Es gab einmal Zeiten, da galt Journalismus als Bollwerk gegen Willkür, Verschleierung und Machtmissbrauch. Nicht bloß als Informationsquelle, sondern als unermüdliches Korrektiv in einer immer komplexeren Welt. Mittlerweile? Wird dieses Ideal Stück für Stück ausgehöhlt; ökonomisch, medial, kulturell. Große Redaktionen sparen sich buchstäblich kaputt, während gleichzeitig PR-Etats feist aufblühen und der Algorithmus pflichtschuldig ausspuckt, was am meisten Klicks bringt. Irrsinnig eigentlich: Während substanzielle Recherchen dem Rotstift zum Opfer fallen, wuchert die Scheinvielfalt algorithmischer Inhalte – ein Themenwirbelsturm ohne Tiefgang. Der aktuelle Personalabbau bei der traditionsreichen Washington Post – 300 hochangesehene Journalist*innen verlieren ihren Job – ist dabei bezeichnend. Man stelle sich das vor: Jeff Bezos, einer der reichsten Menschen des Planeten, besitzt die Zeitung und schiebt dennoch "unvermeidbare Kosteneffizienz" als Argument vor. 250 Milliarden Dollar Privatvermögen stehen läppischen 70 Millionen Euro Jahresverlust gegenüber. Als könnten Bohnenzähler einem Drachen die Zähne zeigen.

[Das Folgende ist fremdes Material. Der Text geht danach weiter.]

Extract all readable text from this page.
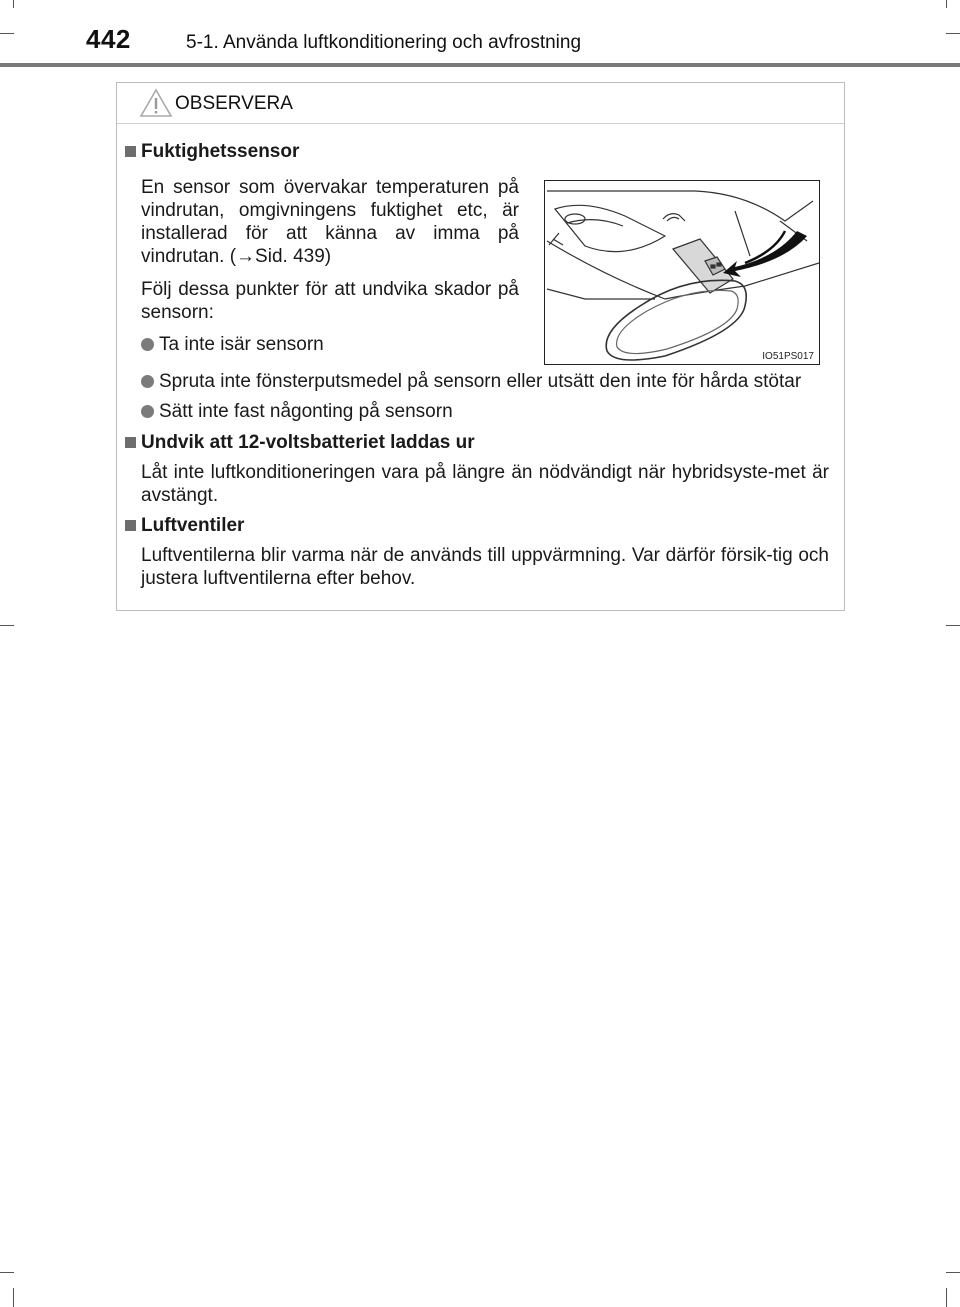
442	5-1. Använda luftkonditionering och avfrostning
OBSERVERA
Fuktighetssensor
En sensor som övervakar temperaturen på vindrutan, omgivningens fuktighet etc, är installerad för att känna av imma på vindrutan. (→Sid. 439)
Följ dessa punkter för att undvika skador på sensorn:
Ta inte isär sensorn
IO51PS017
Spruta inte fönsterputsmedel på sensorn eller utsätt den inte för hårda stötar
Sätt inte fast någonting på sensorn
Undvik att 12-voltsbatteriet laddas ur
Låt inte luftkonditioneringen vara på längre än nödvändigt när hybridsyste-met är avstängt.
Luftventiler
Luftventilerna blir varma när de används till uppvärmning. Var därför försik-tig och justera luftventilerna efter behov.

Die Wahrheit ist unbequem: Der sogenannte Pluralismus, getrieben von künstlichen Intelligenzen, ist nur eine Simulation wirklicher Vielfalt. Wenn eine breite Öffentlichkeit nur noch gefilterte, zusammengefasste Informationshäppchen erhält, während echter Tiefgang Luxusgut für Abonnenten und Eliten wird – was bleibt dann von demokratischer Öffentlichkeit? Die Idee, dass der Markt schon irgendwie für Qualität sorgt, ist nicht weniger gefährlich als naiv. KI macht Mittelmaß nicht nur billig, sondern auch allgegenwärtig – und nivelliert alles, was irgendwie Widerhaken oder Originalität besaß.
Noch werden Demokratien nicht von Botschaften zu Tode reguliert, aber der Journalismus, wie wir ihn kennen, wird langsam, leise ausgezehrt. Was bleibt? PR statt Recherche. Meinung statt Fakt. Fassadenpluralismus. Der leise Abgesang auf eine kritische Säule der Gesellschaft ist längst im Gange. Und trotzdem: Ich glaube, es ist nicht zu spät – sofern Medien wieder als das betrachtet werden, was sie einmal waren: demokratische Grundnahrung, nicht bloß "Content" am Fließband.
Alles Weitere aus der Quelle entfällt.